Step 403, feeding the depth features into a dimension decomposition channel attention to obtain channel weights, e.g., comprising: the dimension decomposition channel attention firstly generates a spatial feature X through pooling operation on the input depth feature; the spatial feature X is decomposed into three one-dimensional directional features O by three pooling kernels of (H, 1), (1, W, 1) and (1, D) sizes respectively H 、O W And O D H, W and D are the height, width and depth of the three-dimensional image respectively;
generating channel characteristics f by pooling operation and convolution operation of input depth characteristics c Wherein the channel characteristics f c =δ 3 (F 3 (avg (X))), where X is the depth feature of the input, avg represents the global average pooling operation, F 3 Delta is a three-dimensional convolution with a convolution kernel size of 1 x 1 3 Is a nonlinear activation function Relu, f c ∈R 3c×1×1×1 Obtaining a dimension channel feature set;
the obtained dimension channel feature set is split into three intermediate features and then is combined with one-dimensional direction feature O H 、O W And O D Respectively connecting the channels, and sending into a three-dimensional convolution with a convolution kernel size of 1 multiplied by 1 to be fused to obtain H, W, D three-dimensional channel characteristics, wherein the characteristic f in the H dimension H ∈R c×1×1×1 From formula f H =δ H (F H ([O H ,s(f c )]) Obtained by, among others [,]representing splicing along the channel dimension, s is a splitting operation, F H Is a convolution of 1 x 1 delta H Is a nonlinear activation function Relu;
the characteristics of the W dimension and the D dimension are represented by formula f W =δ W (F W ([O W ,s(f c )]) And f) D =δ D (F D ([O D ,s(f c )]) Obtained;
after the obtained three-dimensional channel characteristics are connected according to the channel, the three-dimensional channel characteristics are obtained through a formula F c =δ 4 (F 4 ([f H ,f W ,f Z ]) Generating final channel weights F) c Wherein F 4 Delta is a three-dimensional convolution with a convolution kernel size of 1 x 1 4 Sigmoid is a nonlinear activation function.

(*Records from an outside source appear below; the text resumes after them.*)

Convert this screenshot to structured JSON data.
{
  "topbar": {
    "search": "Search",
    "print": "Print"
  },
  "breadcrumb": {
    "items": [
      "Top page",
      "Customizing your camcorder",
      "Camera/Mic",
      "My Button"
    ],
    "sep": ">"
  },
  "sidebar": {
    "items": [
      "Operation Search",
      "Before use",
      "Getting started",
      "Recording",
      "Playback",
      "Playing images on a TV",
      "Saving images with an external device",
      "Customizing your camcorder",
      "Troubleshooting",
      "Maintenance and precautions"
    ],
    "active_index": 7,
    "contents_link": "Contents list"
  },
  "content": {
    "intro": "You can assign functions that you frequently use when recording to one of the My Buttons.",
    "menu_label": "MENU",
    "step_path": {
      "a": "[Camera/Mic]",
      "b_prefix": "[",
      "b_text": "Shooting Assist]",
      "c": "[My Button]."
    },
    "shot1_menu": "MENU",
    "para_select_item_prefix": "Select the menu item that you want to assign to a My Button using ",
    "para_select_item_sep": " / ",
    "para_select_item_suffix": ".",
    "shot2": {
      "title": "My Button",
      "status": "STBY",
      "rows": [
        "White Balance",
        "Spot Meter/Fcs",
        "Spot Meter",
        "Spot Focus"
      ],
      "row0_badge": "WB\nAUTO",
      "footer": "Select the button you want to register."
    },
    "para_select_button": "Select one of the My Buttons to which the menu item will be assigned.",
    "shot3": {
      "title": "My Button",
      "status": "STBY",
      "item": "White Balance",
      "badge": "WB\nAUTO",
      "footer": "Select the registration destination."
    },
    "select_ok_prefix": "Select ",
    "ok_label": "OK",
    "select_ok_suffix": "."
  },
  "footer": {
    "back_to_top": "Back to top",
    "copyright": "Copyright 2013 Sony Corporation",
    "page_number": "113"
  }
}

Step S4: multiplying the depth feature with the spatial weight and the channel weight to obtain a final feature, and sending the final feature to an upsampling network to obtain a segmentation result, including, for example:
depth feature F and spatial weight F s Sum channel weight F c According to formula F f =F×F s ×F c And fusing to obtain final features, and sending the final features into an up-sampling network to obtain a segmentation result.
Fig. 5 is a schematic structural diagram of a two-stage three-dimensional image segmentation system based on dimension decomposition attention according to an embodiment of the present disclosure. The system comprises:
a cropping device 501, configured to perform preprocessing and rough segmentation on an input image, so as to obtain a region of interest through cropping;
the sampling device 502 is configured to downsample the obtained region of interest to obtain a depth feature, and send the depth feature into a dimension decomposition space attention to obtain a space weight;
obtaining means 503 for feeding the depth features into the dimension decomposition channel attention to obtain channel weights;
the segmentation device 504 is configured to multiply the depth feature with the spatial weight and the channel weight to obtain a final feature, and send the final feature to the upsampling network to obtain a segmentation result.

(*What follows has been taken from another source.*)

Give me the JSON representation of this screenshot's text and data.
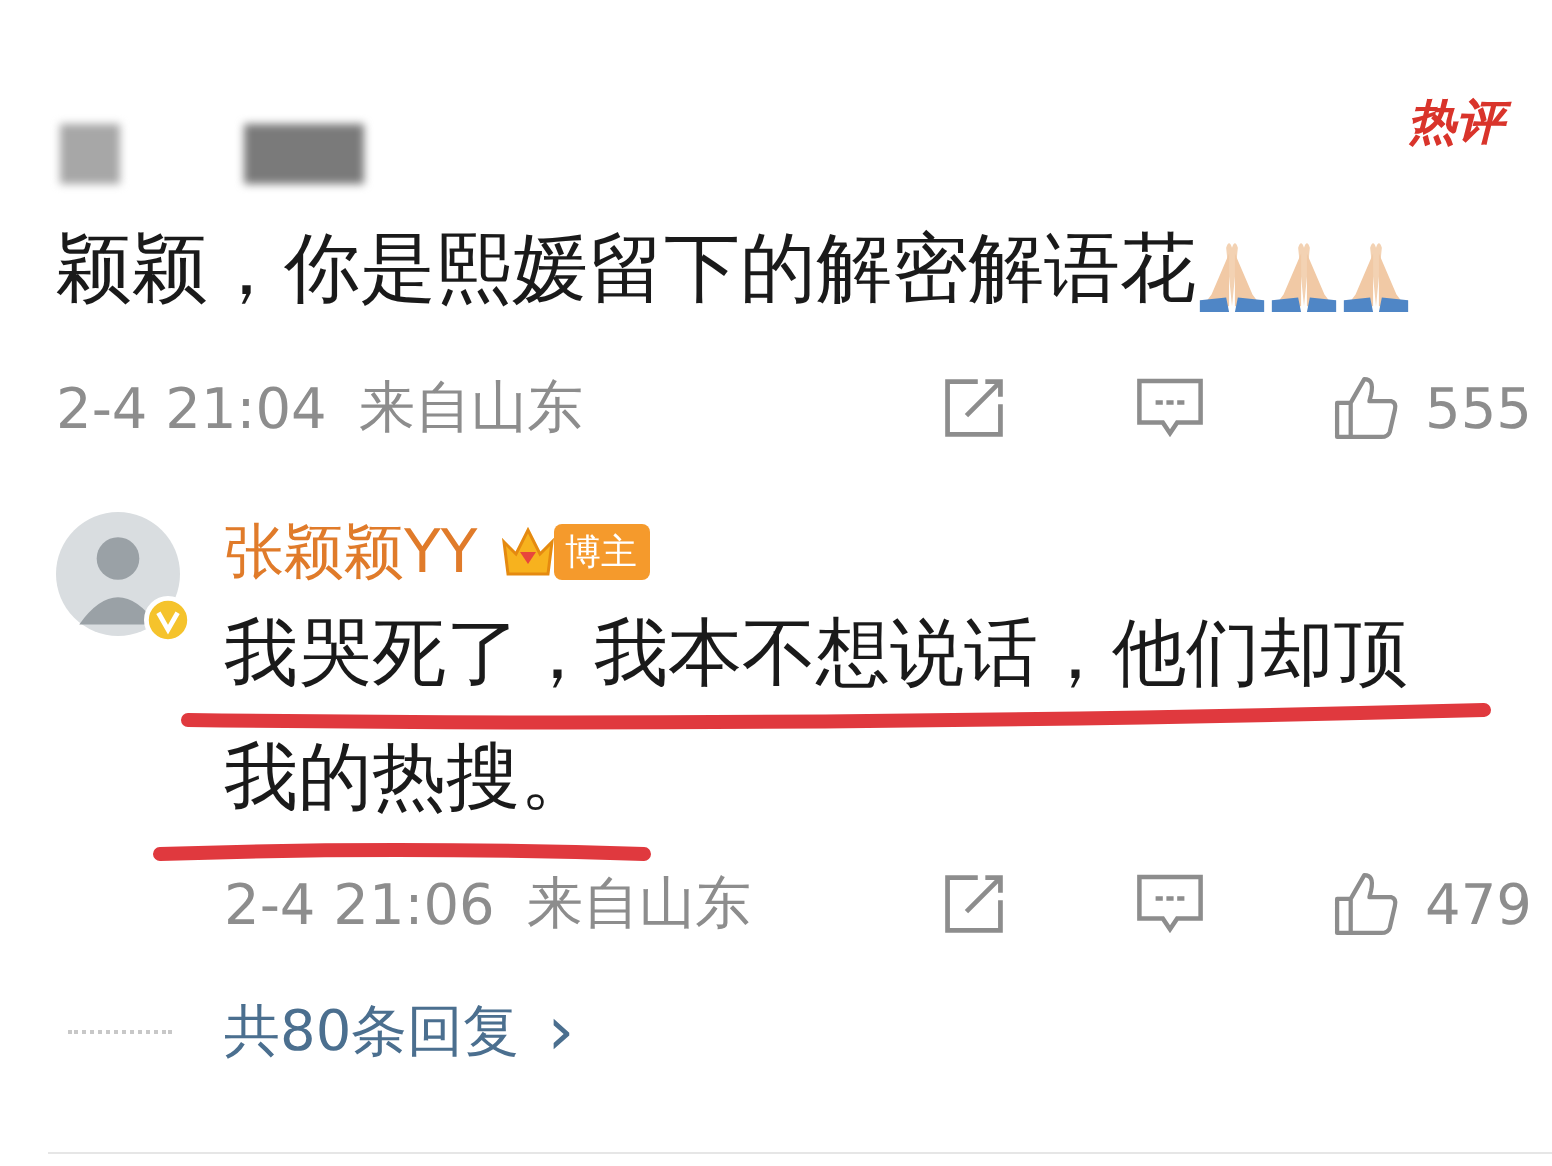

The application provides a two-stage three-dimensional image segmentation method based on light weight attention of dimension decomposition, which solves the problem of segmentation performance reduction caused by the close strength of a target area and adjacent tissues. The method has the advantages of small calculated amount, high accuracy and strong robustness.

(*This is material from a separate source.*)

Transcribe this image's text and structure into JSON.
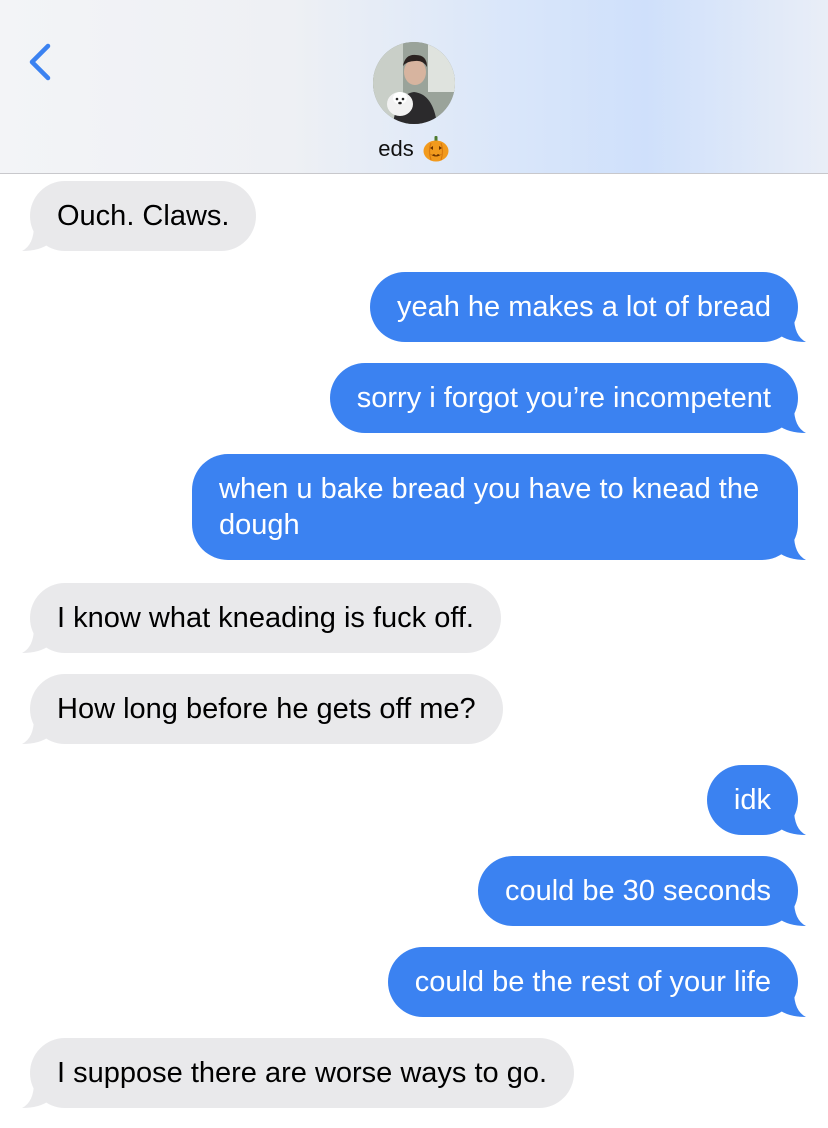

Other embodiments of the application will be apparent to those skilled in the art from consideration of the specification and practice of the application disclosed herein. This application is intended to cover any variations, uses, or adaptations of the application following, in general, the principles of the application and including such departures from the present disclosure as come within known or customary practice within the art to which the application pertains. It is intended that the specification and examples be considered as exemplary only, with a true scope and spirit of the application being indicated by the following claims.
Claims (7)
1. A two-stage three-dimensional image segmentation method based on dimension decomposition attention is characterized in that a two-stage strategy and dimension decomposition attention are used for segmenting a three-dimensional image; the method comprises the following steps:
step S1: preprocessing and rough segmentation are carried out on an input image so as to obtain an interested region through clipping;
step S2: downsampling the obtained region of interest to obtain depth features, and sending the depth features into the dimension decomposition space attention to obtain space weights;
step S3: sending the depth features into a dimension decomposition channel attention to obtain channel weights;
step S4: and multiplying the depth feature with the space weight and the channel weight to obtain a final feature, and sending the final feature into an up-sampling network to obtain a segmentation result.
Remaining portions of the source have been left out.